World Rugby Chairman Bill Beaumont said: "The pool draw is an important milestone on the road to Rugby World Cup 2019 as it really drives excitement and momentum both in the host nation and throughout the global rugby family – it is the moment when teams and fans really start to plan for their Rugby World Cup 2019 experience.
"Kyoto is synonymous with Japanese culture and heritage and the Kyoto State Guest House is, therefore, a fitting choice for this prestigious and much-anticipated event.
"The city may not be a match venue for Rugby World Cup 2019, but its selection for the draw reflects our commitment to a tournament that is for all of Japan, with 75 percent of Japan's population within an hour of a match venue. This is Kyoto's opportunity to play its part in what promises to be a very special and ground-breaking Japan 2019 tournament.”
In addition to Kyoto as pool draw host, the tournament comprises 12 host cities and a host of team camps, meaning the tournament will be within easy reach of communities the length and breadth of the host nation.
Japan 2019 organising committee Chief Executive Akira Shimazu added: "I am delighted to confirm that the pool draw, a great milestone on the road to Japan 2019, will be held at Kyoto State Guest House on 10 May 2017. The Kyoto State Guest House is a very special place for us and has welcomed many heads of state.
"It is the first time that the pool draw has been hosted outside of the UK or Ireland and we are determined to make the most of this opportunity to showcase the very best of Japan to the world, and the best of rugby to Japan. It is very exciting."
The later window for the draw was approved by the World Rugby Council in November 2015 and has enabled greater opportunity for teams to secure the best possible rankings place and banding for the draw.
Twelve of the 20 participating teams have already been determined with Argentina, Australia, England, France, Georgia, Ireland, Italy, Japan, New Zealand, Scotland, South Africa and Wales automatically qualifying courtesy of finishing in the top three of their pools at Rugby World Cup 2015. The remaining eight teams will be determined via the global qualification process that kicked off earlier this year.
How the pool draw works:
As with the 2015 tournament, the 12 directly qualified teams will be seeded based on the World Rugby rankings on May 10, 2017, and positioned into three bands of four teams.
The process will be independently audited and the teams will be randomly drawn by band into the four pools that will comprise rugby's showcase event at Japan 2019.
Rugby World Cup 2019 will comprise 20 teams allocated into four pools: The 12 teams that directly qualified from RWC 2015 in England plus eight teams that will come through the global qualifying process which kicked off in St Vincent and the Grenadines in March of this year.

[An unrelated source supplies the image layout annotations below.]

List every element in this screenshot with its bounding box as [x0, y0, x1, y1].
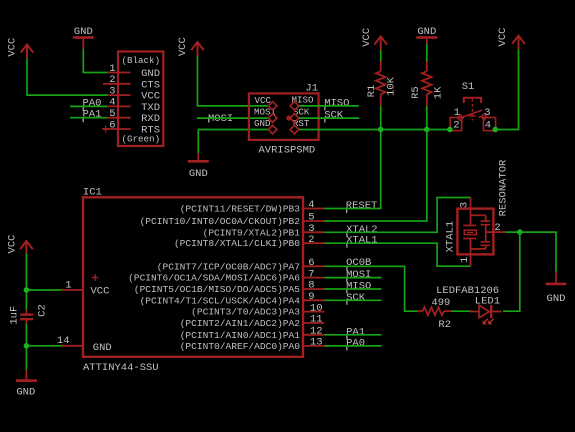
svg-text:R1: R1	[366, 85, 378, 98]
svg-text:MISO: MISO	[292, 95, 315, 106]
svg-text:R2: R2	[438, 319, 451, 331]
resonator pin 3	[459, 198, 471, 209]
IC1 pin 13	[303, 337, 324, 349]
svg-text:2: 2	[453, 119, 459, 131]
svg-text:GND: GND	[254, 118, 271, 129]
switch S1	[450, 81, 496, 131]
svg-text:1: 1	[459, 257, 471, 263]
wire VCC to connector pin 3	[27, 58, 107, 95]
svg-text:(PCINT11/RESET/DW)PB3: (PCINT11/RESET/DW)PB3	[180, 204, 301, 215]
resistor R2 499	[417, 297, 451, 331]
svg-text:MISO: MISO	[346, 281, 371, 293]
IC1 pin 5	[303, 212, 324, 224]
svg-text:TXD: TXD	[141, 102, 160, 114]
svg-text:GND: GND	[16, 387, 35, 399]
ground GND (bottom-left)	[16, 370, 37, 399]
svg-text:MOSI: MOSI	[208, 113, 233, 125]
wire SCK	[299, 117, 360, 119]
svg-text:1uF: 1uF	[8, 306, 20, 325]
wire XTAL1	[324, 243, 470, 266]
svg-text:(PCINT6/OC1A/SDA/MOSI/ADC6)PA6: (PCINT6/OC1A/SDA/MOSI/ADC6)PA6	[128, 273, 300, 284]
wire pin1 to VCC rail	[26, 289, 61, 291]
LED1 LEDFAB1206	[436, 285, 502, 324]
junction S1 pin2	[447, 127, 453, 133]
wire MISO	[299, 105, 359, 107]
connector pin 2	[103, 74, 131, 86]
wire pin5 to button net	[324, 130, 427, 222]
IC1 right-side pin labels (inside box)	[128, 204, 300, 352]
IC1 pin 11	[303, 314, 324, 326]
svg-text:VCC: VCC	[91, 286, 110, 298]
svg-text:MOSI: MOSI	[254, 107, 276, 118]
svg-text:10K: 10K	[386, 76, 398, 96]
svg-text:1: 1	[454, 107, 460, 119]
ground GND (above R5)	[416, 26, 437, 44]
supply VCC (above AVRISP)	[177, 37, 204, 56]
wire PA1 stub	[324, 334, 381, 336]
svg-text:PA0: PA0	[346, 337, 365, 349]
resonator pin 1	[459, 254, 471, 266]
svg-text:CTS: CTS	[141, 79, 160, 91]
IC1 pin 4	[303, 199, 324, 211]
resonator cap 1	[481, 215, 491, 232]
svg-text:SCK: SCK	[346, 292, 366, 304]
svg-text:SCK: SCK	[324, 109, 344, 121]
junction S1 pin4	[493, 127, 499, 133]
connector J1 AVRISPSMD	[249, 83, 319, 157]
pad J1 RST	[290, 125, 299, 134]
svg-text:AVRISPSMD: AVRISPSMD	[259, 145, 316, 157]
connector pin 5	[107, 108, 131, 120]
svg-text:ATTINY44-SSU: ATTINY44-SSU	[83, 362, 159, 374]
connector pin 3	[107, 85, 131, 97]
wire junction down to LED	[503, 232, 520, 311]
svg-text:(PCINT2/AIN1/ADC2)PA2: (PCINT2/AIN1/ADC2)PA2	[180, 318, 301, 329]
svg-text:RESET: RESET	[346, 200, 378, 212]
IC1 body	[83, 186, 303, 374]
junction R5/button	[424, 127, 430, 133]
resonator crystal symbol	[463, 209, 486, 255]
IC1 pin 9	[303, 291, 324, 303]
supply VCC (left, above C2)	[6, 235, 32, 254]
svg-text:MISO: MISO	[324, 98, 349, 110]
svg-text:GND: GND	[547, 293, 566, 305]
svg-text:RXD: RXD	[141, 113, 160, 125]
wire PA1 to connector pin 5	[70, 117, 107, 119]
IC1 pin 10	[303, 302, 324, 314]
wire RESET	[324, 130, 380, 209]
svg-text:VCC: VCC	[497, 28, 509, 47]
IC1 pin 6	[303, 257, 324, 269]
svg-text:(Black): (Black)	[121, 55, 160, 66]
wire R1 to reset net	[380, 106, 382, 130]
svg-text:(PCINT3/T0/ADC3)PA3: (PCINT3/T0/ADC3)PA3	[191, 307, 300, 318]
wire pin14 to GND rail	[26, 345, 61, 347]
svg-text:(PCINT5/OC1B/MISO/DO/ADC5)PA5: (PCINT5/OC1B/MISO/DO/ADC5)PA5	[134, 284, 300, 295]
svg-text:(PCINT1/AIN0/ADC1)PA1: (PCINT1/AIN0/ADC1)PA1	[180, 330, 301, 341]
svg-text:R5: R5	[410, 86, 422, 99]
pad J1 MOSI	[268, 114, 277, 123]
connector pin 6	[102, 119, 130, 132]
wire RST / RESET bus	[299, 129, 450, 131]
pad J1 GND	[268, 125, 277, 134]
resonator pin 2	[493, 222, 505, 234]
svg-text:4: 4	[485, 119, 491, 131]
resistor R1 10K	[366, 62, 398, 106]
svg-text:3: 3	[484, 107, 490, 119]
supply VCC (top-right)	[497, 28, 525, 50]
svg-text:(PCINT10/INT0/OC0A/CKOUT)PB2: (PCINT10/INT0/OC0A/CKOUT)PB2	[140, 216, 301, 227]
svg-text:GND: GND	[74, 26, 93, 38]
svg-text:(PCINT4/T1/SCL/USCK/ADC4)PA4: (PCINT4/T1/SCL/USCK/ADC4)PA4	[140, 295, 301, 306]
junction pin14/GND	[24, 343, 30, 349]
svg-text:11: 11	[310, 314, 323, 326]
svg-text:VCC: VCC	[361, 28, 373, 47]
ground GND (right)	[546, 272, 567, 306]
svg-text:PA1: PA1	[83, 109, 102, 121]
svg-text:(PCINT9/XTAL2)PB1: (PCINT9/XTAL2)PB1	[203, 227, 301, 238]
origin cross J1	[286, 115, 292, 121]
wire MISO stub	[324, 288, 381, 290]
IC1 pin 1 (VCC)	[62, 279, 83, 291]
wire OC0B to R2	[324, 266, 417, 311]
wire S1 pin4 to VCC	[495, 49, 518, 129]
svg-text:6: 6	[308, 257, 314, 269]
wire R5 to button net	[426, 106, 428, 130]
supply VCC (top-left)	[6, 38, 33, 59]
wire resonator pin2 to GND	[505, 232, 556, 272]
svg-text:(PCINT8/XTAL1/CLKI)PB0: (PCINT8/XTAL1/CLKI)PB0	[174, 238, 300, 249]
supply VCC (above R1)	[361, 28, 387, 50]
junction R1/reset	[378, 127, 384, 133]
wire MOSI to J1 MOSI pad	[197, 117, 268, 119]
pad J1 SCK	[290, 114, 299, 123]
svg-text:GND: GND	[417, 26, 436, 38]
svg-text:C2: C2	[36, 304, 48, 317]
resistor R5 1K	[410, 62, 445, 106]
svg-text:GND: GND	[189, 168, 208, 180]
junction resonator pin2	[517, 229, 523, 235]
svg-text:XTAL1: XTAL1	[444, 221, 456, 253]
wire SCK stub	[324, 299, 381, 301]
svg-text:3: 3	[459, 202, 471, 208]
svg-text:GND: GND	[93, 342, 112, 354]
connector pin 1	[107, 63, 131, 75]
svg-text:VCC: VCC	[6, 38, 18, 57]
ground GND (below AVRISP)	[188, 153, 209, 180]
wire R2 to LED	[451, 310, 472, 312]
svg-text:VCC: VCC	[177, 37, 189, 56]
svg-text:(PCINT7/ICP/OC0B/ADC7)PA7: (PCINT7/ICP/OC0B/ADC7)PA7	[157, 261, 300, 272]
svg-text:9: 9	[308, 291, 314, 303]
IC1 pin 3	[303, 223, 324, 235]
IC1 pin 7	[303, 268, 324, 280]
svg-text:13: 13	[310, 337, 323, 349]
svg-text:VCC: VCC	[141, 91, 160, 103]
svg-text:8: 8	[308, 280, 314, 292]
ground GND (top-left)	[73, 26, 94, 49]
svg-text:MOSI: MOSI	[346, 269, 371, 281]
capacitor C2 1uF	[8, 304, 48, 324]
wire VCC to R1	[380, 50, 382, 61]
svg-text:RTS: RTS	[141, 125, 160, 137]
wire GND to R5	[426, 44, 428, 62]
wire J1 GND pad to ground	[198, 130, 268, 154]
wire VCC down to C2	[25, 254, 27, 310]
connector J2 FTDI box	[118, 52, 163, 147]
svg-text:S1: S1	[462, 81, 475, 93]
IC1 pin 14 (GND)	[57, 335, 83, 347]
svg-text:GND: GND	[141, 68, 160, 80]
pad J1 MISO	[290, 102, 299, 111]
wire GND to connector pin 1	[83, 49, 107, 73]
svg-text:PA0: PA0	[83, 97, 102, 109]
junction pin1/VCC	[24, 287, 30, 293]
svg-text:(PCINT0/AREF/ADC0)PA0: (PCINT0/AREF/ADC0)PA0	[180, 341, 301, 352]
wire PA0 to connector pin 4	[70, 105, 107, 107]
IC1 pin 8	[303, 280, 324, 292]
svg-text:RESONATOR: RESONATOR	[498, 159, 510, 216]
wire MOSI stub	[324, 277, 381, 279]
pad J1 VCC	[268, 102, 277, 111]
svg-text:VCC: VCC	[6, 235, 18, 254]
svg-text:1K: 1K	[432, 86, 444, 99]
wire C2 to GND	[25, 324, 27, 370]
IC1 pin 12	[303, 326, 324, 338]
wire XTAL2	[324, 198, 470, 233]
resonator cap 2	[481, 232, 494, 249]
wire PA0 stub	[324, 345, 381, 347]
svg-text:499: 499	[431, 297, 450, 309]
wire VCC to J1 VCC pad	[198, 56, 269, 106]
IC1 pin 2	[303, 234, 324, 246]
svg-text:XTAL1: XTAL1	[346, 235, 378, 247]
connector pin 4	[107, 97, 131, 109]
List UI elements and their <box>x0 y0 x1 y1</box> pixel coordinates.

The direct qualifiers are RWC 2015 winners New Zealand, runners-up Australia, losing semi-finalists South Africa and Argentina, losing quarter-finalists Wales, Scotland, Ireland and France plus England, Japan, Georgia and Italy, who finished third in their respective pools.
Like the past four Rugby World Cups, there will be four pools of five teams. The eight places available through the qualifying process will be banded according to strength and known as bands four and five. These will also be drawn randomly across the pools.
The 12 directly qualified teams will be allocated into the top three bands as follows:
Band One: The four highest ranked directly qualified teams (one to four in World Rugby rankings)
Band Two: The next four highest ranked directly qualified teams (five to eight in World Rugby rankings)
Band Three: The final four directly qualified teams
The eight qualifying places will be allocated into the other two bands.